Et quand Mamane me malmène avec : « tu es Peulh du Foutah toi, vous ne pouvez pas le cacher», j’ai souri. Puisque physiquement, lui et moi, on a tellement des similitudes que je n’ai pas manqué de lui faire la remarque : «tiens Mamane, tu ressembles à un Peulh toi aussi ». Et il révèle : « c’est vrai, du côté de ma mère je suis Peulh ». Quoi qu’il en soit un Nigérien est un Peulh, morphologiquement…

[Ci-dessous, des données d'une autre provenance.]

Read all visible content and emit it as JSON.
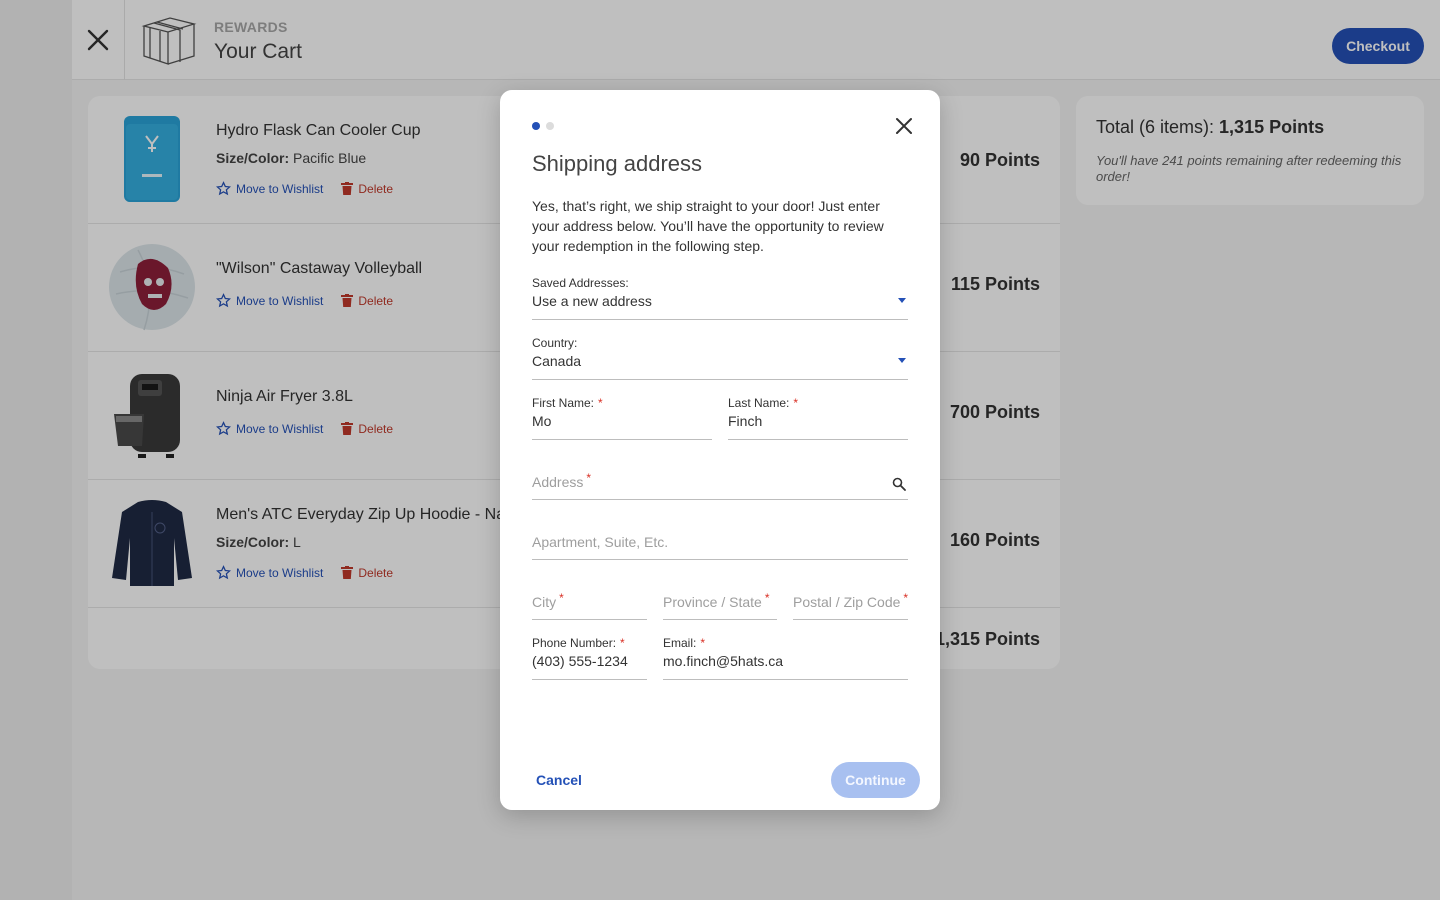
{
  "header": {
    "subtitle": "REWARDS",
    "title": "Your Cart",
    "checkout_label": "Checkout"
  },
  "cart": {
    "items": [
      {
        "name": "Hydro Flask Can Cooler Cup",
        "meta_label": "Size/Color:",
        "meta_value": "Pacific Blue",
        "wishlist_label": "Move to Wishlist",
        "delete_label": "Delete",
        "points": "90 Points"
      },
      {
        "name": "\"Wilson\" Castaway Volleyball",
        "meta_label": "",
        "meta_value": "",
        "wishlist_label": "Move to Wishlist",
        "delete_label": "Delete",
        "points": "115 Points"
      },
      {
        "name": "Ninja Air Fryer 3.8L",
        "meta_label": "",
        "meta_value": "",
        "wishlist_label": "Move to Wishlist",
        "delete_label": "Delete",
        "points": "700 Points"
      },
      {
        "name": "Men's ATC Everyday Zip Up Hoodie - Navy",
        "meta_label": "Size/Color:",
        "meta_value": "L",
        "wishlist_label": "Move to Wishlist",
        "delete_label": "Delete",
        "points": "160 Points"
      }
    ],
    "total_points": "1,315 Points"
  },
  "summary": {
    "title_prefix": "Total (6 items):",
    "title_value": "1,315 Points",
    "note": "You'll have 241 points remaining after redeeming this order!"
  },
  "modal": {
    "step_current": 1,
    "step_total": 2,
    "title": "Shipping address",
    "description": "Yes, that’s right, we ship straight to your door! Just enter your address below. You’ll have the opportunity to review your redemption in the following step.",
    "saved_addresses": {
      "label": "Saved Addresses:",
      "value": "Use a new address"
    },
    "country": {
      "label": "Country:",
      "value": "Canada"
    },
    "first_name": {
      "label": "First Name:",
      "value": "Mo"
    },
    "last_name": {
      "label": "Last Name:",
      "value": "Finch"
    },
    "address": {
      "placeholder": "Address"
    },
    "apartment": {
      "placeholder": "Apartment, Suite, Etc."
    },
    "city": {
      "placeholder": "City"
    },
    "province": {
      "placeholder": "Province / State"
    },
    "postal": {
      "placeholder": "Postal / Zip Code"
    },
    "phone": {
      "label": "Phone Number:",
      "value": "(403) 555-1234"
    },
    "email": {
      "label": "Email:",
      "value": "mo.finch@5hats.ca"
    },
    "required_marker": "*",
    "cancel_label": "Cancel",
    "continue_label": "Continue"
  },
  "colors": {
    "accent": "#2451b7",
    "danger": "#c0392b",
    "required": "#d93025",
    "continue_disabled": "#a8c0f0"
  }
}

A l’autre bout du monde sur un poste radio, un baladeur numérique ou un téléphone portable on n’entend que la voix de l’animateur à laquelle on finit par s’habituer. On ignore souvent qu’il y a tout une équipe derrière. En effet, de l’autre côté de la baie vitrée s’activent de petits diables incroyablement agiles. Dans leur jargon, ces virtuoses de la technique ne jurent que par console, mic, boutons, enregistrement, etc. J’ai même entendu une expression assez originale avec Didier Bleu de l’équipe de Priorité santé : « ça ré-pisse partout !». Traduisez : « il y a de l’écho partout ». Enfin, c’est ce que j’ai cru comprendre en entendant le crachotement discret que faisaient les haut-parleurs.

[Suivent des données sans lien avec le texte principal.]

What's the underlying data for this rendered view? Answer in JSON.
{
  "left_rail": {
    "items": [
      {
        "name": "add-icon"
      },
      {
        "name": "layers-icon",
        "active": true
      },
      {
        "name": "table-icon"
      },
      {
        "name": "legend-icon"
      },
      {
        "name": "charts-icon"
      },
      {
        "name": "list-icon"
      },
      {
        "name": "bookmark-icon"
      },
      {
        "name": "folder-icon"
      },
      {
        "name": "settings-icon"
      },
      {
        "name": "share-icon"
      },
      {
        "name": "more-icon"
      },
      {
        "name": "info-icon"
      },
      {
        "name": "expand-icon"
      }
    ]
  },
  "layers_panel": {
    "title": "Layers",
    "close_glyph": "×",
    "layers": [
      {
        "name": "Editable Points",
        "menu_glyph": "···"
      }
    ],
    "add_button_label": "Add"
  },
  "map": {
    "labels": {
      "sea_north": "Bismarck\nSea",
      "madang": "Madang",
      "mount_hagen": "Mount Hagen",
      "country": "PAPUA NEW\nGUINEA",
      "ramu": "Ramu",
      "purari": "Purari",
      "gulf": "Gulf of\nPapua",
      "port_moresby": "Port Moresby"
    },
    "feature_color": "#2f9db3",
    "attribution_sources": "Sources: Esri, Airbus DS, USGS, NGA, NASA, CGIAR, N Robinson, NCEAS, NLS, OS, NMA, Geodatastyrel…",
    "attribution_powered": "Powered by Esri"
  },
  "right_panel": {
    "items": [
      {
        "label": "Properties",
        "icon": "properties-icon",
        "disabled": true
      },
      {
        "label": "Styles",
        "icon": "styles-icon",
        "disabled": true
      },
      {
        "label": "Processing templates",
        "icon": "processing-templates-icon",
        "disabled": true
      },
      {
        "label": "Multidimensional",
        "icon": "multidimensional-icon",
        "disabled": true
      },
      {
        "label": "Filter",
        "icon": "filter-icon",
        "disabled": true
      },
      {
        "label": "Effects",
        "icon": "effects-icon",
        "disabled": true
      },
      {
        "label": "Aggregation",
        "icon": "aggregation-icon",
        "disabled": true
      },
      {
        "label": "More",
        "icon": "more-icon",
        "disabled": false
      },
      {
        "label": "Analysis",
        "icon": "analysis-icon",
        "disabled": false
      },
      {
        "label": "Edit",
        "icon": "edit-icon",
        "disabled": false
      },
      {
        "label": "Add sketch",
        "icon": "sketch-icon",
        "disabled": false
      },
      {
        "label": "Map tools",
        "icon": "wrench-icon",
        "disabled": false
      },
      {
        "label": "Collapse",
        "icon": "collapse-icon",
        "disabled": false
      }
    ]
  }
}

Au Service Afrique où « je stage » depuis un peu plus d’une semaine, tout est normal jusqu’à ce qu’un ponte de type Kadhafi décide de se faire capturer et massacrer. Alors là c’est le rush (ruée). Tous les journalistes deviennent des athlètes à forcer de sprinter entre le bureau et la cabine d’enregistrement des interviews. Hussein Bolt apparaitrait ainsi comme un piètre coureur devant les performances d’une Charlotte Idrac par exemple!

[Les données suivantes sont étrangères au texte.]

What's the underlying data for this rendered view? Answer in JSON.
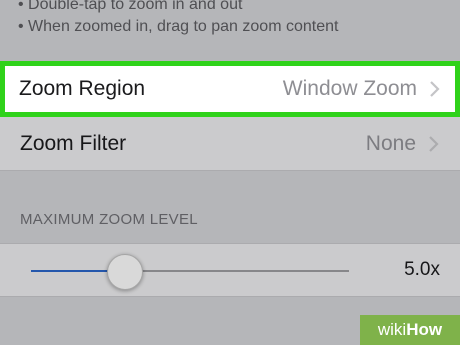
{
  "help_text": [
    "• Double-tap to zoom in and out",
    "• When zoomed in, drag to pan zoom content"
  ],
  "rows": {
    "zoom_region": {
      "label": "Zoom Region",
      "value": "Window Zoom"
    },
    "zoom_filter": {
      "label": "Zoom Filter",
      "value": "None"
    }
  },
  "section_header": "MAXIMUM ZOOM LEVEL",
  "slider": {
    "value_label": "5.0x",
    "level_fraction": 0.26
  },
  "icons": {
    "chevron": "chevron-right-icon"
  },
  "colors": {
    "highlight": "#2fd21a",
    "slider_fill": "#2a63c4",
    "watermark_bg": "#7fb24a"
  },
  "watermark": {
    "part1": "wiki",
    "part2": "How"
  }
}
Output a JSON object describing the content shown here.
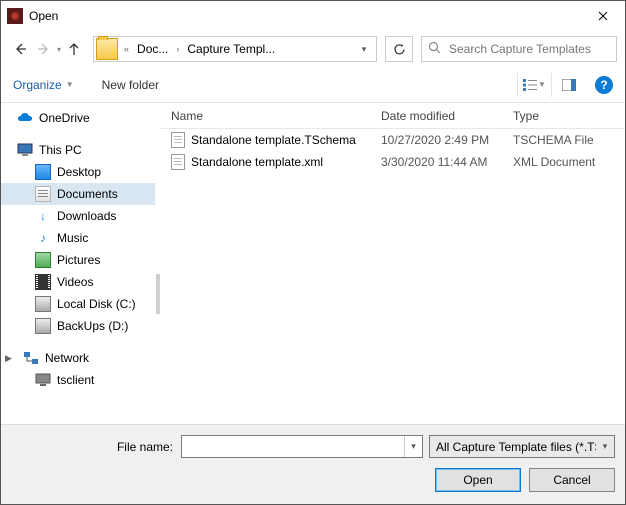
{
  "window": {
    "title": "Open"
  },
  "breadcrumb": {
    "seg1": "Doc...",
    "seg2": "Capture Templ..."
  },
  "search": {
    "placeholder": "Search Capture Templates"
  },
  "toolbar": {
    "organize": "Organize",
    "new_folder": "New folder",
    "help": "?"
  },
  "tree": {
    "onedrive": "OneDrive",
    "thispc": "This PC",
    "desktop": "Desktop",
    "documents": "Documents",
    "downloads": "Downloads",
    "music": "Music",
    "pictures": "Pictures",
    "videos": "Videos",
    "localdisk": "Local Disk (C:)",
    "backups": "BackUps (D:)",
    "network": "Network",
    "tsclient": "tsclient"
  },
  "columns": {
    "name": "Name",
    "date": "Date modified",
    "type": "Type"
  },
  "files": [
    {
      "name": "Standalone template.TSchema",
      "date": "10/27/2020 2:49 PM",
      "type": "TSCHEMA File"
    },
    {
      "name": "Standalone template.xml",
      "date": "3/30/2020 11:44 AM",
      "type": "XML Document"
    }
  ],
  "footer": {
    "filename_label": "File name:",
    "filename_value": "",
    "filter": "All Capture Template files (*.TSchema;*.xml)",
    "open": "Open",
    "cancel": "Cancel"
  }
}
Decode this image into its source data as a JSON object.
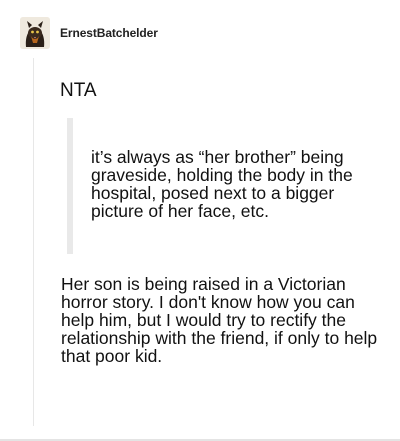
{
  "post": {
    "author": "ErnestBatchelder",
    "reply": "NTA",
    "quote": "it’s always as “her brother” being graveside, holding the body in the hospital, posed next to a bigger picture of her face, etc.",
    "body": "Her son is being raised in a Victorian horror story. I don't know how you can help him, but I would try to rectify the relationship with the friend, if only to help that poor kid."
  },
  "colors": {
    "text": "#111111",
    "quote_bar": "#e9e9e9",
    "thread_line": "#e7e7e7"
  }
}
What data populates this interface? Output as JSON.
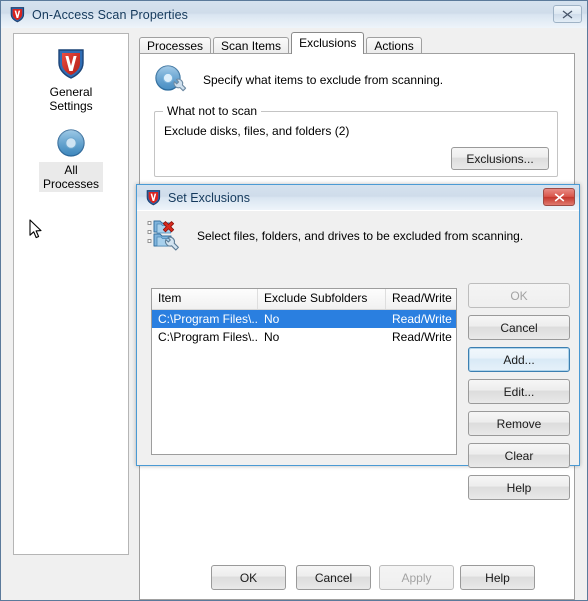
{
  "window": {
    "title": "On-Access Scan Properties",
    "icon": "vshield-icon",
    "close_label": "✕"
  },
  "sidebar": {
    "items": [
      {
        "label": "General\nSettings",
        "label_line1": "General",
        "label_line2": "Settings",
        "icon": "shield-icon",
        "selected": false
      },
      {
        "label": "All\nProcesses",
        "label_line1": "All",
        "label_line2": "Processes",
        "icon": "blue-circle-icon",
        "selected": true
      }
    ]
  },
  "tabs": [
    {
      "label": "Processes",
      "active": false
    },
    {
      "label": "Scan Items",
      "active": false
    },
    {
      "label": "Exclusions",
      "active": true
    },
    {
      "label": "Actions",
      "active": false
    }
  ],
  "page": {
    "icon": "disk-wrench-icon",
    "description": "Specify what items to exclude from scanning.",
    "groupbox": {
      "title": "What not to scan",
      "line": "Exclude disks, files, and folders (2)",
      "button": "Exclusions..."
    }
  },
  "footer": {
    "ok": "OK",
    "cancel": "Cancel",
    "apply": "Apply",
    "help": "Help"
  },
  "dialog": {
    "title": "Set Exclusions",
    "icon": "folder-exclude-wrench-icon",
    "close_label": "✕",
    "description": "Select files, folders, and drives to be excluded from scanning.",
    "list": {
      "columns": [
        "Item",
        "Exclude Subfolders",
        "Read/Write"
      ],
      "rows": [
        {
          "item": "C:\\Program Files\\...",
          "exclude_subfolders": "No",
          "read_write": "Read/Write",
          "selected": true
        },
        {
          "item": "C:\\Program Files\\...",
          "exclude_subfolders": "No",
          "read_write": "Read/Write",
          "selected": false
        }
      ]
    },
    "buttons": [
      {
        "label": "OK",
        "state": "disabled"
      },
      {
        "label": "Cancel",
        "state": "normal"
      },
      {
        "label": "Add...",
        "state": "focused"
      },
      {
        "label": "Edit...",
        "state": "normal"
      },
      {
        "label": "Remove",
        "state": "normal"
      },
      {
        "label": "Clear",
        "state": "normal"
      },
      {
        "label": "Help",
        "state": "normal"
      }
    ]
  },
  "colors": {
    "selection_blue": "#2a7fe0",
    "title_text": "#14395c",
    "dialog_border": "#4a9ad4",
    "close_red": "#c4352b",
    "face": "#f0f0f0"
  }
}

Je suis loin d’avoir tout découvert dans ces interminables labyrinthes circulaires de la Maison de la Radio qui abrite RFI. Henry Bernard, l’architecte de ce « véritable temple du monde de la radio en France » devait être payé au kilomètre des couloirs! Un bémol tout de même : après deux semaines de fréquentation, je m’y perds de moins en moins. CQFD !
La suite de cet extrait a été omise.